This invention relates, in general, to a method for plasma etching organic materials and, more specifically, to a method for anisotropically etching organic materials in a hydrogen plasma.
The increasing complexity of semiconductor devices has required technological changes in the areas of materials, lithography, and processing. One such required change is the need for an anisotropic etch process for organic films. Two organic films which are now commonly used in semiconductor processing and which, in some applications, require anisotropic etching are, for example, polyimides and photoresist.
Polyimide is an organic material of increasing importance in semiconductor device processing because it possesses desirable dielectric and passivation properties. Current wet chemical as well as high pressure plasma etch processes for polyimide, however, produce lateral etching which, at best, is proportional to the vertical etch depth. The trend in semiconductor devices is towards smaller and smaller device geometries with closely spaced components and fine pattern sizes. As the device geometries continue to shrink, so also do the required openings which must be cut through the polyimide layers. The necessity for small closely spaced openings through polyimide layers requires an anisotropic polyimide etch process.
Two new process technologies which are becoming important are reactive ion etching and ion milling. Both of these processes require thick organic masking layers to pattern an etchable material because resist attack is so severe with these etch processes that it may be the limiting factor in determining the success or failure of the etch process. In addition, a thick resist is required in the process both for good step coverage and to minimize standing wave patterns caused by interference from reflected light. The need for thick resist layers is seemingly incompatible with high resolution and close dimensional control from a lithographic standpoint since the latter are usually best obtained in thin resist layers, typically less than 400 nanometers. One way to pattern the thick organic masking layer and to simultaneously maintain high resolution and dimensional control is to use a trilevel process. In that process a thick organic film of photoresist or polyimide is first applied to the substrate. The thick organic film will provide the ultimate masking layer and additionally serves to planarize the underlying substrate. Over the thick organic layer is applied an inorganic intermediate masking layer (a "hard" mask) and then a thin top layer of x-ray or e-beam photoresist. In using the trilevel process the top layer of photoresist is patterned in a desired fine geometry pattern. This in turn is used as an etch mask to pattern the hard mask. The hard mask is then used as an etch mask to pattern the thick organic layer. Etching the thick organic layer requires an anisotropic etch to replicate the pattern provided by the hard mask.
There are a number of ways to etch organic materials. It is well-known, for example, that organic films can be etched in an oxygen plasma; oxygen plasma etching or "ashing" of photoresist is common in the microelectronic industry. Ashing of a masked organic layer in an oxygen plasma, however, is an isotropic process resulting in severe undercutting of the mask material. Likewise, liquid etchants etch organic layers isotropically.

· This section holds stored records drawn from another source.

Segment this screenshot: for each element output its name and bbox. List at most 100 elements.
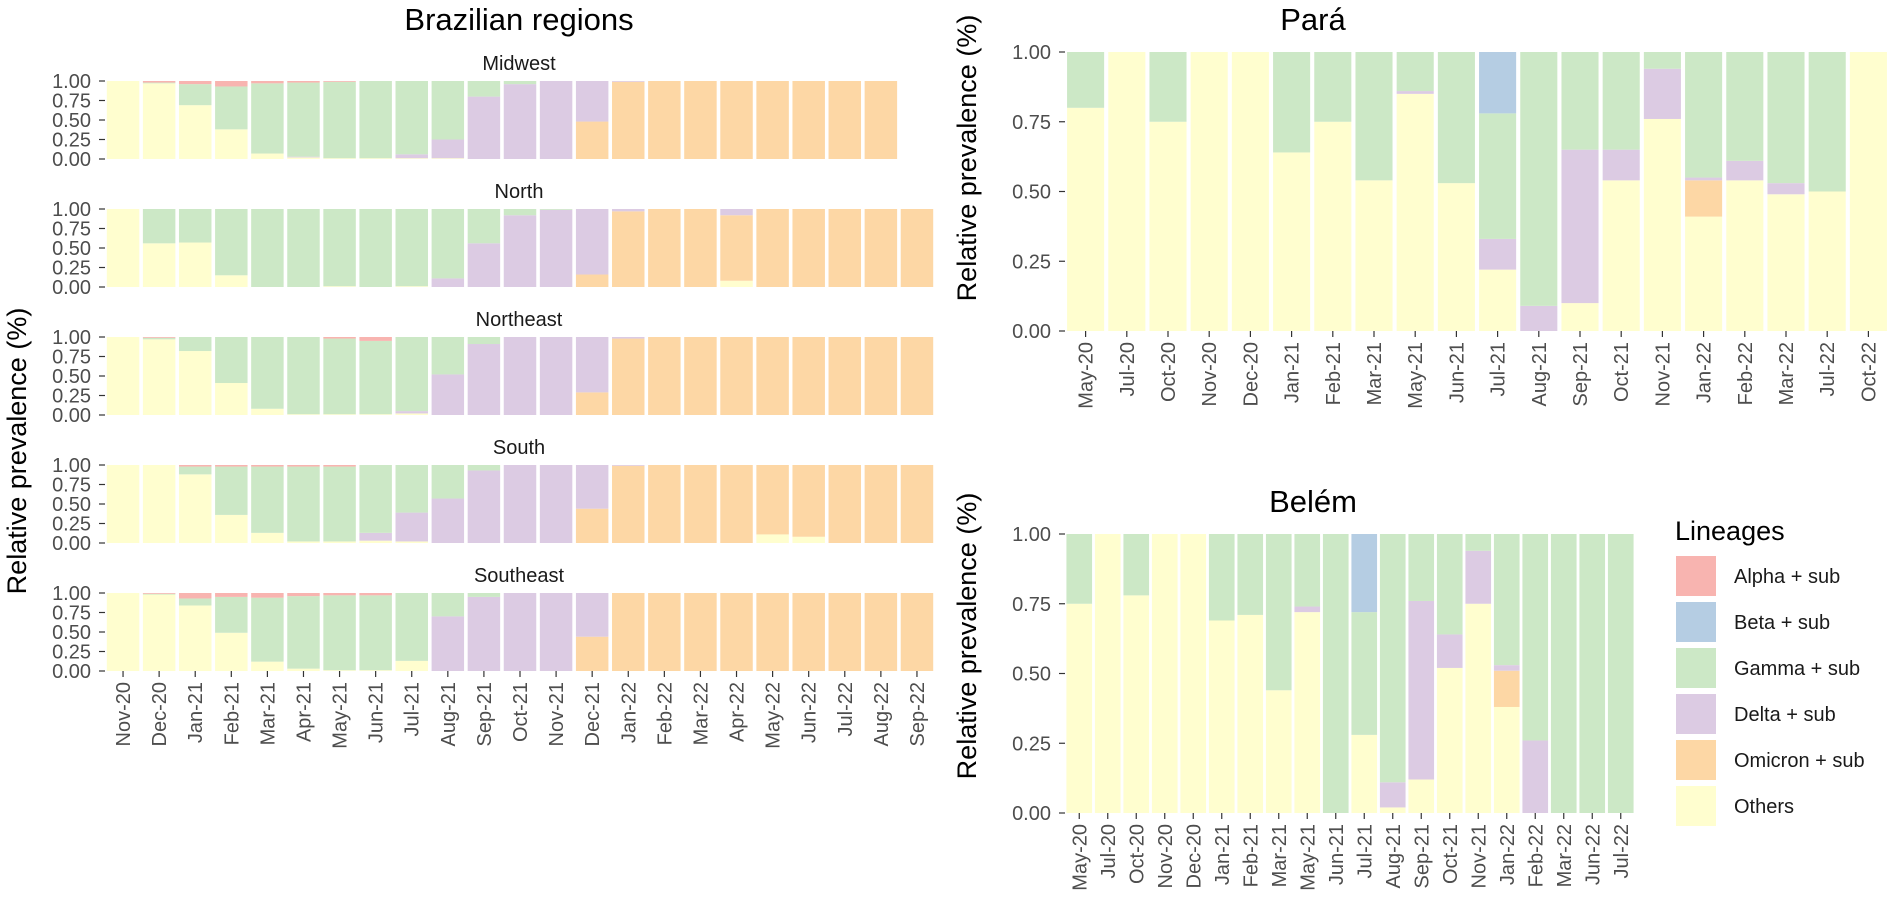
belem-bar-gamma-May-20 — [1066, 534, 1093, 604]
facet-north-bar-omicron-Aug-22 — [864, 209, 898, 287]
legend-item-omicron: Omicron + sub — [1676, 740, 1865, 780]
legend-item-others: Others — [1676, 786, 1794, 826]
facet-midwest-bar-alpha-Feb-21 — [215, 81, 248, 87]
facet-north-y-tick-label: 1.00 — [52, 199, 91, 221]
facet-midwest-bar-others-Jun-21 — [359, 158, 392, 159]
facet-midwest-bar-others-Dec-20 — [142, 83, 176, 159]
facet-northeast-bar-alpha-May-21 — [323, 337, 356, 339]
para-bar-others-Jul-21 — [1479, 269, 1517, 331]
facet-northeast-bar-gamma-Feb-21 — [215, 337, 248, 384]
facet-midwest-bar-others-Jul-21 — [395, 158, 428, 159]
facet-northeast-bar-delta-Aug-21 — [431, 374, 465, 415]
facet-north-bar-omicron-Apr-22 — [720, 215, 753, 281]
facet-southeast-bar-delta-Nov-21 — [539, 593, 573, 671]
para-bar-others-May-20 — [1067, 107, 1105, 331]
facet-south-bar-delta-Oct-21 — [503, 465, 537, 543]
facet-south-bar-others-Mar-21 — [251, 532, 284, 543]
facet-south-bar-omicron-Feb-22 — [648, 465, 681, 543]
para-x-tick-label: Jul-21 — [1488, 342, 1510, 396]
facet-south-bar-others-Jan-21 — [178, 474, 212, 543]
facet-south-bar-alpha-Apr-21 — [287, 465, 320, 467]
belem-x-tick-label: Aug-21 — [1383, 824, 1405, 889]
para-x-tick-label: Feb-22 — [1735, 342, 1757, 405]
facet-south-bar-gamma-Mar-21 — [251, 466, 284, 533]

Reactive ion milling is known to be an anisotropic process with operating pressures on the order of 1.3.times.10.sup.-2 Pa. The low pressure results in a longer mean free path and better ion directionality which achieve the anisotropy. Under such conditions organic layers can be etched anisotropically with little undercutting of the mask layer. In many applications of ion milling, however, severe attack of the mask material makes good line width control difficult. In addition, reactive ion milling is characterized by very low throughput and high system cost because of the low vacuums required.
In view of the need for a process for anisotropically etching organic films and further in view of the difficulties associated with present anisotropic etching methods, a need existed for an improved anisotropic etch process.
It is therefore an object of this invention to provide an improved method for anisotropically etching organic films.
It is another object of this invention to provide an improved method for etching organic films without high vacuum equipment.
It is a further object of this invention to provide an improved method for etching openings of predetermined sidewall contour through a layer of organic material.
It is yet another object of this invention to provide an improved method to etch openings in an organic layer without undercutting the etch mask.